Polenez işçileri haftalarca direndiler. Baskılara boyun eğmediler. Mücadele içinde öğrendiler, kazanımlar elde ettiler. Polonez işçisinin mücadele azmi Tekgıda-İş ağalarının direnişi kırmaya yönelik bir tutum içine girmesini engelledi. Aksine sendika genel merkezi direniş süreci boyunca direnişi en azından görünürde sahiplenir bir tutum gösterdi.  

Anlaşmanın sağlanmasından sonra Tekgıda-İş ağalarının yaptıkları ilk iş, direniş sırasında “ananızın ak sütü gibi helaldir” diyerek verilen mali desteğin geri istenmesi oldu.  Direnen işçilere yaptıkları masrafları istemek, bürokratik yozlaşmanın vardığı dip noktayı kendi başına anlatmaya yeter de artar bile! 

Tekgıda-İş yöneticileri sendikanın da sendikanın gelirlerinin de üyelere ait olduğunu ve üyeler için harcanması gerektiğini bilirler elbet. Buna rağmen böyle bir talepte bulunmakta bir beis görmediler. Bu tutumlarıyla Türkiye sendikal hareketine hâkim olan sendikacıların sendikaları kendi çiftlikleri olarak görme anlayışının bir parçası olduklarını gösterdiler. 

***

Polonez işçileri Tekgıda-İş sendikasına üye oldular.

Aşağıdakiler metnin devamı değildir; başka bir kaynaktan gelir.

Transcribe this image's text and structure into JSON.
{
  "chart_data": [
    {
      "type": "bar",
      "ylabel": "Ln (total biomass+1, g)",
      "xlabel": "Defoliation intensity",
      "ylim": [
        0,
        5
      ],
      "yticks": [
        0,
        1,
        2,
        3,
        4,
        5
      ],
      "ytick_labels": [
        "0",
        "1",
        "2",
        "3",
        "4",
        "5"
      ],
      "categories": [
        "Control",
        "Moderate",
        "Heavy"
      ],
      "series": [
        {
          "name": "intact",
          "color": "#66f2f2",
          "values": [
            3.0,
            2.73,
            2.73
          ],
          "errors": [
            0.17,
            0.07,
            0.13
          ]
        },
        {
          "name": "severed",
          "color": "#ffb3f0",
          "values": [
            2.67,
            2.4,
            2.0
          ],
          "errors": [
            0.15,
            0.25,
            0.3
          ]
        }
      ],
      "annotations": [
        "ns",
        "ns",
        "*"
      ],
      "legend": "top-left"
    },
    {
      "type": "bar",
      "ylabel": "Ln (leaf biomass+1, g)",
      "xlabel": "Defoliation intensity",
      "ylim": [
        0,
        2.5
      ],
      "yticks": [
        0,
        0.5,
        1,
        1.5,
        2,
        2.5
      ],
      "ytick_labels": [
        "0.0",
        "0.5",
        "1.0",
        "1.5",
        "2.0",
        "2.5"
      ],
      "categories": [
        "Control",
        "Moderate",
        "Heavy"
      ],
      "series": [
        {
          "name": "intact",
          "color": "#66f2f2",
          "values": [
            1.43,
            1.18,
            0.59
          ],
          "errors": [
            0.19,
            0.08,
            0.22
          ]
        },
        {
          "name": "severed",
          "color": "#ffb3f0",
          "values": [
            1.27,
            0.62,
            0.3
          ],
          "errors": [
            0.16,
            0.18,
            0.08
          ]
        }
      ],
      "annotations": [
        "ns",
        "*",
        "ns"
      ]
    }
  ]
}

Sendikaya sonuna kadar sahip çıktılar. Polis kalkanının, gazının, copunun karşısında sendikalarını savundular. Maddi ve manevi bedeller ödediler, ancak sendikal hak ve özgürlüklerini savunmaktan geri durmadılar. 

Polonez işçileri hala üyesi oldukları sendikayı savunmaya devam ediyorlar. Sınıf kavgasında edindikleri sınıf bilinciyle sendikalarının işlevsiz bir kuruma dönüşmesini engellemek için mücadele ediyorlar.  

Polenez işçileri sendikalarının elini hiç bırakmadı. Tekgıda-İş yönetimi ise verdiği sözü tutmadı. İşçilerden direniş harcamalarının tahsilatına soyunurken, yüzleri bile kızarmadı. 

Bu sorun Tekgıda-İş’le sınırlı değil ne yazık ki. Türkiye de sendikalara egemen anlayışlar büyük bir çürüme içindeler. Sendikacılar, işçiler tarafından seçilirler. İşçiler tarafından seçilen sendikacılar, işçiler tarafından denetlenemezler. İşçiler tarafından gerekirse görevlerinden alınamazlar. Koltuklarına oturduktan sonra, pervasızca işçilerin iradesini çiğnerler. Yönetime seçilenler güya sendikanın işlerini yapmak, takip etmek için işyerinden ayrılırlar. İşyerinden ayrıldıktan sonra sahip oldukları ayrıcalıklarla işçiye onun çıkarlarına yabancılaşırlar. Sendikacılığın yüksek gelir getiren, lüks ve rahat bir yaşam sağlayan bir meslek haline gelmesi çürümeyi tetikliyor. Bundan dolayı hiçbir sendika yöneticisi kalifiye bir işçiden daha yüksek maaş almamalıdır. Bu, tüm sendikalarda bir tüzük kuralı haline getirilmelidir. Oysa gelinen noktada özelde Tekgıda-İş genelde sendika ağaları lüks otomobillere biniyorlar. Makam odaları, kapitalistlerin odalarıyla yarışıyor. Mali ayrıcalıkları nedeniyle iki üç dönem sendikacılık yapan sendika ağaları gayrimenkul zengini oluyorlar. İşçilerin onlara ulaşması neredeyse olanaksız hale geliyor.

***

Sendikalar işçilerindir. Polonez işçilerinin direnişi sırasında yapılan harcamalar işçilere analarının ak sütü gibi helaldir. Hesap vermesi gerekenler, sendikaların imkanlarını sömüren, kişisel harcamalarını işçilerin ödediği aidatlardan yapan sendika ağalarıdır. 

Bu uğursuz ağalık sistemi yıkılmalıdır. Ancak bu, sınıfın taban örgütlülüğünü geliştirmesi ve sendikal demokrasiyi hayata geçirmesiyle mümkün olabilir.